Industrial Actions in Austria

Read this article in:

12 August, 2005ICEM News release No. 07/2003

A second round of industrial actions organised by the Federation of Austrian Trade Unions (ÖGB) was held 13 May to protest the ruling conservative-far-right coalition government's regressive pension reform plan. The 13 May labour actions and strikes, joined by the ICEM affiliate Austrian Metal and Textile Workers' Union, come one week after initial actions by workers were held to protest the government's refusal to get consensus from social partners over pension changes.

Chancellor Wolfgang Schuessel introduced the draft law 29 April that would raise Austria's retirement age and decrease pay-outs. Representatives from the ÖGB and employers group then met proposing a delay in any reform until late September in order to submit suggestions to the draft law by the social partners, as is customary in Austrian lawmaking. Schuessel has refused, and his aim is to bring the measure to Parliament in early June.

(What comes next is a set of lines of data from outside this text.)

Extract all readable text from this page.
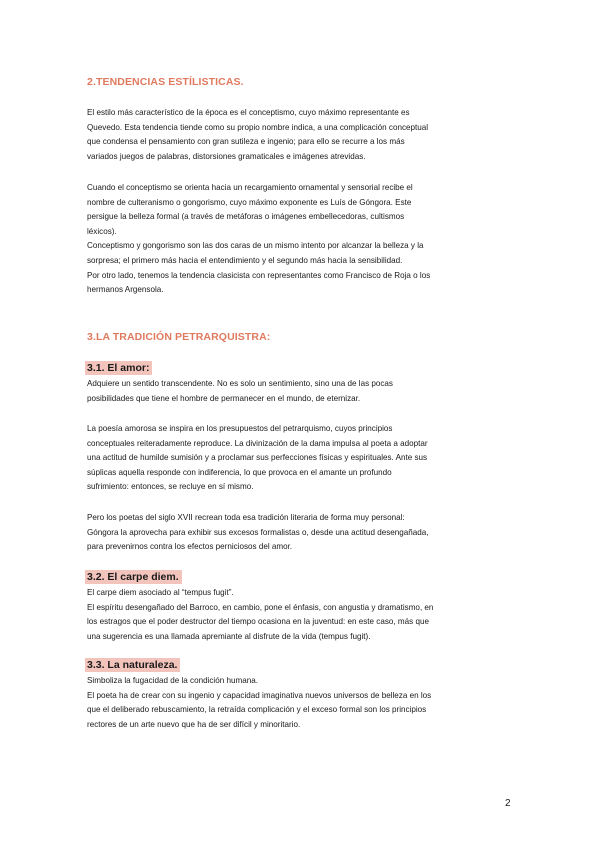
2.TENDENCIAS ESTÍLISTICAS.

El estilo más característico de la época es el conceptismo, cuyo máximo representante es
Quevedo. Esta tendencia tiende como su propio nombre indica, a una complicación conceptual
que condensa el pensamiento con gran sutileza e ingenio; para ello se recurre a los más
variados juegos de palabras, distorsiones gramaticales e imágenes atrevidas.

Cuando el conceptismo se orienta hacia un recargamiento ornamental y sensorial recibe el
nombre de culteranismo o gongorismo, cuyo máximo exponente es Luís de Góngora. Este
persigue la belleza formal (a través de metáforas o imágenes embellecedoras, cultismos
léxicos).
Conceptismo y gongorismo son las dos caras de un mismo intento por alcanzar la belleza y la
sorpresa; el primero más hacia el entendimiento y el segundo más hacia la sensibilidad.
Por otro lado, tenemos la tendencia clasicista con representantes como Francisco de Roja o los
hermanos Argensola.

3.LA TRADICIÓN PETRARQUISTRA:
3.1. El amor:

Adquiere un sentido transcendente. No es solo un sentimiento, sino una de las pocas
posibilidades que tiene el hombre de permanecer en el mundo, de eternizar.

La poesía amorosa se inspira en los presupuestos del petrarquismo, cuyos principios
conceptuales reiteradamente reproduce. La divinización de la dama impulsa al poeta a adoptar
una actitud de humilde sumisión y a proclamar sus perfecciones físicas y espirituales. Ante sus
súplicas aquella responde con indiferencia, lo que provoca en el amante un profundo
sufrimiento: entonces, se recluye en sí mismo.

Pero los poetas del siglo XVII recrean toda esa tradición literaria de forma muy personal:
Góngora la aprovecha para exhibir sus excesos formalistas o, desde una actitud desengañada,
para prevenirnos contra los efectos perniciosos del amor.

3.2. El carpe diem.

El carpe diem asociado al “tempus fugit”.
El espíritu desengañado del Barroco, en cambio, pone el énfasis, con angustia y dramatismo, en
los estragos que el poder destructor del tiempo ocasiona en la juventud: en este caso, más que
una sugerencia es una llamada apremiante al disfrute de la vida (tempus fugit).

3.3. La naturaleza.

Simboliza la fugacidad de la condición humana.
El poeta ha de crear con su ingenio y capacidad imaginativa nuevos universos de belleza en los
que el deliberado rebuscamiento, la retraída complicación y el exceso formal son los principios
rectores de un arte nuevo que ha de ser difícil y minoritario.

2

Pension reform as proposed would prolong the period of contributions from 40 to 45 years, as well as change the way in which pay-outs are calculated by taking an average of contributions over 40 years rather than the 15 most recent or most advantageous years. The government's reform would phase out early retirement, abolishing it altogether by year 2008. It proposes retirement age be raised to 65 years, whereas most Austrian men now retire at age 59 and women at 57.

Metal and Textile Workers' Union President Rudolf Nürnberger commented on the government's plan: "For they know not what they do. A man who works one year longer, so pays longer into the system, still gets less pension. This reform punishes those who have worked over their whole lives." Nürnberger addressed over 5,000 workers, mostly employees of Siemens and Henkel, at a rally on 6 May in Vienna.

The Metal and Textile Union conducted some 307 different actions across Austria on that day that included 57,500 workers. In all, Austria's labour unions informed some 120,000 workers of the planned degradations to then pensions in workshop meetings leading up to the 6 May and 13 May job actions.